A no-brainer. But this also applies to those of us who think we’re eating enough, who regularly control our portions or the timing of our meals and the number of daily meals.
A lot of factors affect hunger - hormones, sleep, stress, varying levels of activity. As long as we're alive, we will always experience these variable states. Adhering to an eating regimen that doesn't take into account our biological and psychological fluctuations sets us up for failure. The sad part of this is that we blame ourselves when we stray from the food rules.
FOOD FOR THOUGHT:
Our efforts to control our eating actually creates an over-fixation on the food. Direct your attention instead to the signals from your body.
We live in a thin-obsessed society so the pressure to look a certain way is quite tremendous.
We restrict our calories to control our weight. We use exercise and other measures to maintain a certain number on a scale. But in doing so, we could actually be imposing a weight on our bodies that is incongruent with one that makes our bodies feel safe.
Our notion of an externalized ideal weight represents the prevailing idea of weight as an indicator of health. But we know that two people who fall in the same age, gender, weight and height category may still look very different from each other.
Trying to fit into a weight range that doesn’t take into consideration our unique physical traits and genetic constitution can make our bodies feel unsafe.
As a result, we might be getting food cravings or constant thoughts of food, not because we are weak-willed, but because our bodies don’t feel they can perform optimally at the current weight.
In a study on the Body Mass Index and mortality rate, it was found that a heavier weight allows the body to survive overwhelming bacterial infections, even at an advanced age.
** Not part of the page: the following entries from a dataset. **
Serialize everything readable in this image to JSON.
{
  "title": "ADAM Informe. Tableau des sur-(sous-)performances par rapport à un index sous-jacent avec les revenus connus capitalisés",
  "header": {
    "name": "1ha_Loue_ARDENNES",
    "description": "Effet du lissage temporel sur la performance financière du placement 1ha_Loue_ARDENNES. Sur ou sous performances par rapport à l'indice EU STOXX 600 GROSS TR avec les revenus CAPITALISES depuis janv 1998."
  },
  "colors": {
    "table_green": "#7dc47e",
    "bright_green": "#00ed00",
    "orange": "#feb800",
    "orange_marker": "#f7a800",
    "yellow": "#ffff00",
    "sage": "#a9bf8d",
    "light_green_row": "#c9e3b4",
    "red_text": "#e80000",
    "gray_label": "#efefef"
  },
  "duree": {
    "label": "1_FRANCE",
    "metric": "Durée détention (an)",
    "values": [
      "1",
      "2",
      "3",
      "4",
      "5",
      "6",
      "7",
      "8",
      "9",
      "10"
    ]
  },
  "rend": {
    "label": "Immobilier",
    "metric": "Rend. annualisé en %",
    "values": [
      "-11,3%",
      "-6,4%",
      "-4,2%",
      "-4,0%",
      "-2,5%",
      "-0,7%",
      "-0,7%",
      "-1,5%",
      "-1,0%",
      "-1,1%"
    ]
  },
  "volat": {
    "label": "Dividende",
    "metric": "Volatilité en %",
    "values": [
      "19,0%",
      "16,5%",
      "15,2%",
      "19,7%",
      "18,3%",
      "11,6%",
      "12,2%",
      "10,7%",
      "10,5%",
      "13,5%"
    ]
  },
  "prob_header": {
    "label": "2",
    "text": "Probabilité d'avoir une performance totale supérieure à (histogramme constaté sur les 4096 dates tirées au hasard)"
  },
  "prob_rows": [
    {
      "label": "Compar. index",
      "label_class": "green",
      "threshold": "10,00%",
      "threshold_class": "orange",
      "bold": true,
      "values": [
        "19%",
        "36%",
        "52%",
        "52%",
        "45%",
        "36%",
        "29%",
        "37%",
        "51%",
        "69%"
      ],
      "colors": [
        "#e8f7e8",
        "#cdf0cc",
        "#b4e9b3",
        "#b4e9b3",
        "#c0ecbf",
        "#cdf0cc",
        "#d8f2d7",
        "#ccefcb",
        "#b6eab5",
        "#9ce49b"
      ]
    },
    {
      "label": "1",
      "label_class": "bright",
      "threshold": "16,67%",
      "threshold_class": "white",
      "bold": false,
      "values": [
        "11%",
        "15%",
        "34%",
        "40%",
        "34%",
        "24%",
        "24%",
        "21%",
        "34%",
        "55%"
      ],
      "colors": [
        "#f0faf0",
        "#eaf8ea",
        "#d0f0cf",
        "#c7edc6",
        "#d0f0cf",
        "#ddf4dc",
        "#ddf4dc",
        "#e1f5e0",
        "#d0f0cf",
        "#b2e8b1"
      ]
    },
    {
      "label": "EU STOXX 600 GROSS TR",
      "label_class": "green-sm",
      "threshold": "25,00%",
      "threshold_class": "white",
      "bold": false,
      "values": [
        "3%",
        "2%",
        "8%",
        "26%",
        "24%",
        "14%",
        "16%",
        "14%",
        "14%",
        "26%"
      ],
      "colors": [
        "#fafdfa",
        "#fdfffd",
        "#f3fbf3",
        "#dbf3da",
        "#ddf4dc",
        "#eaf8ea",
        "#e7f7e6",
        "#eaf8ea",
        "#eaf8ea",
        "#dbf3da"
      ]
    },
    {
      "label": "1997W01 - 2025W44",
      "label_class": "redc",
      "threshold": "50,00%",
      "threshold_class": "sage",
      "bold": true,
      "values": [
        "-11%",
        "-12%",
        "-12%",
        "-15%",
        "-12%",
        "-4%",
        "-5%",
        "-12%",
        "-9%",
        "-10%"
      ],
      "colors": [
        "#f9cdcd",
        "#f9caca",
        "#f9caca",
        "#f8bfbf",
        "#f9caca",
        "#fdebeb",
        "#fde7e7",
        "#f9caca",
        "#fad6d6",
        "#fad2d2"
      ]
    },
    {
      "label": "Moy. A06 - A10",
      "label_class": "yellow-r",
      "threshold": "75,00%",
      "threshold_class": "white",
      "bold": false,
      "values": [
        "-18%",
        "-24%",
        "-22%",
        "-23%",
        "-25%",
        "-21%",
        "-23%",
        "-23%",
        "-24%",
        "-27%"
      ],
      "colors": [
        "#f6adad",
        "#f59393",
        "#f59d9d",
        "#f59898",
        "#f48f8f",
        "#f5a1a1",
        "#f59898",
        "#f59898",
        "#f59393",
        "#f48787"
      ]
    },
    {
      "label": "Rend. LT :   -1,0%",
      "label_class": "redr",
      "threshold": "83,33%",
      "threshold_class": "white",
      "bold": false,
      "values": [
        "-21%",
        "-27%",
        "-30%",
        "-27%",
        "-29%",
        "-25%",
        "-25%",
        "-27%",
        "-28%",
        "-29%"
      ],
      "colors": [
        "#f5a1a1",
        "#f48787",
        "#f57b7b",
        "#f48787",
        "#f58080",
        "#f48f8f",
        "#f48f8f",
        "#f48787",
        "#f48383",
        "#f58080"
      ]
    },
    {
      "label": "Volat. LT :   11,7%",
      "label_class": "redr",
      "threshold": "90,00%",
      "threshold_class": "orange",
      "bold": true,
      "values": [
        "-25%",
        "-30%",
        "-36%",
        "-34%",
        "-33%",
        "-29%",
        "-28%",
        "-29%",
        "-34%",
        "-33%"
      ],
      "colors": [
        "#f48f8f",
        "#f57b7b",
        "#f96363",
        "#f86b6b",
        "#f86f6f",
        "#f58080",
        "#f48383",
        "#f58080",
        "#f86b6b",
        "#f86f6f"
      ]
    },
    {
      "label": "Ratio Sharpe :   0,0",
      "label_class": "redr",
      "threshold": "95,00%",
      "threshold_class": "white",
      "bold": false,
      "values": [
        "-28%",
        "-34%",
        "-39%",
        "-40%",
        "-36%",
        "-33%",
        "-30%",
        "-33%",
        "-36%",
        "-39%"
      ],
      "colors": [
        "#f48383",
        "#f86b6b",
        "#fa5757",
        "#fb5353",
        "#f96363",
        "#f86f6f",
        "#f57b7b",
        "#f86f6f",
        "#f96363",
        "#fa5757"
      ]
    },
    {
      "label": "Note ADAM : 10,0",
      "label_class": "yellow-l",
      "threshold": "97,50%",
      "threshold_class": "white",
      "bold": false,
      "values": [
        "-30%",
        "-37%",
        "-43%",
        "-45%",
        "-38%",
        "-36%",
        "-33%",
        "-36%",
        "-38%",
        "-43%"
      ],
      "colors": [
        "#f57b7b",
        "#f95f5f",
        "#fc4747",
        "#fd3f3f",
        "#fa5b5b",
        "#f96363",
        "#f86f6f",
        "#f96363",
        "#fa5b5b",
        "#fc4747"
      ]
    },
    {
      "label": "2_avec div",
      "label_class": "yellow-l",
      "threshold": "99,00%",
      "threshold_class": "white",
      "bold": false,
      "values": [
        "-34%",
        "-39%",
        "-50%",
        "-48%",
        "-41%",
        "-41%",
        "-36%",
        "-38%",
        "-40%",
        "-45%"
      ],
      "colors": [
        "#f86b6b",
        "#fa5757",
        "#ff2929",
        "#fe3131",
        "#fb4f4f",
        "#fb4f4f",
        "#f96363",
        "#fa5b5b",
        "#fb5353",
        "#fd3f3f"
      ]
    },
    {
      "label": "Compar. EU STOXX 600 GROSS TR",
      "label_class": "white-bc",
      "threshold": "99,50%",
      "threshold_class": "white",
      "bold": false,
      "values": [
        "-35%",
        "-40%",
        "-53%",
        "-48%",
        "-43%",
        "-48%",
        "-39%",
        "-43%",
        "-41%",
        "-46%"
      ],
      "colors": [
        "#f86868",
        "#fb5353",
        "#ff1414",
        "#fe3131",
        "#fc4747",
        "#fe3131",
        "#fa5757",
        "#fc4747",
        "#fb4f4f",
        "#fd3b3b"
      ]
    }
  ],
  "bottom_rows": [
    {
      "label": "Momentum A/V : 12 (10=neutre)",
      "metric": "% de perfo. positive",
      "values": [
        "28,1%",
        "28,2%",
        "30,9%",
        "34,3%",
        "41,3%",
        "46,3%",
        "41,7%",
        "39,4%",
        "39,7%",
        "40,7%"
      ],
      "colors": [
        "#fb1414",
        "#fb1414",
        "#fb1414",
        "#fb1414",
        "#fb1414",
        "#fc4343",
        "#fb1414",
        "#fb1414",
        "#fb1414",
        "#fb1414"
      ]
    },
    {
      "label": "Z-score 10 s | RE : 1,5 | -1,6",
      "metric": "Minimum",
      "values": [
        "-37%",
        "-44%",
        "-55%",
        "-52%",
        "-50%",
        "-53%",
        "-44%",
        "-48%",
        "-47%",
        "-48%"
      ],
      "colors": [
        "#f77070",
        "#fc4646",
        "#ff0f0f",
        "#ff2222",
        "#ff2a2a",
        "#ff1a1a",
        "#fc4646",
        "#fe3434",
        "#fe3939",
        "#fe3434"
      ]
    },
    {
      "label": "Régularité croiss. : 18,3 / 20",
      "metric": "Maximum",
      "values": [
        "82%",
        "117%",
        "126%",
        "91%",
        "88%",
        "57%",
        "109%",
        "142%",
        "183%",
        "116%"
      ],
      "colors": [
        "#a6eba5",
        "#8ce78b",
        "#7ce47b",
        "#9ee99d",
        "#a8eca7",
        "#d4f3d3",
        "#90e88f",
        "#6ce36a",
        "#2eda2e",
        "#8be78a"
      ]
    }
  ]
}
Our ability to store fat has helped humankind survive adversity and starvation. Women are also genetically designed to store more body fat than men for obvious (and wonderful) reasons. When we think of weight and body fat in this way, should a few extra pounds at the end of the day truly be cause for alarm?
FOOD FOR THOUGHT
It’s time we redefined our ideal weight to include what feels right to us as authentic individuals.
Specific Food restriction
So much of the information about health and nutrition we receive from society is steeped in diet culture and promotes food as either good or bad. This leads to stringent food rules and restrictive eating behaviour that are not sustainable. The stricter we are with our diets, the more we desire the forbidden food. And the longer we hold out, the stronger and more frequent our cravings become.
FOOD FOR THOUGHT
When it comes to eating responsibly, we tend to adopt an all-or-nothing mentality which can actually undermine our health goals in the long run. Strive for balance. Food is not the enemy.
Knowing yourself is the beginning of all wisdom.--- Aristotle
Our core beliefs about health and nutrition could be the culprits behind our eating woes. To some extent, our aversion to hunger cravings is a conditioned response to the deeply entrenched prevailing myths about health and beauty that impact all of us. It also does little to build self-awareness - of our thoughts, emotions and body - that is needed to work towards achieving authentic wellbeing.
And isn’t that what we all really crave?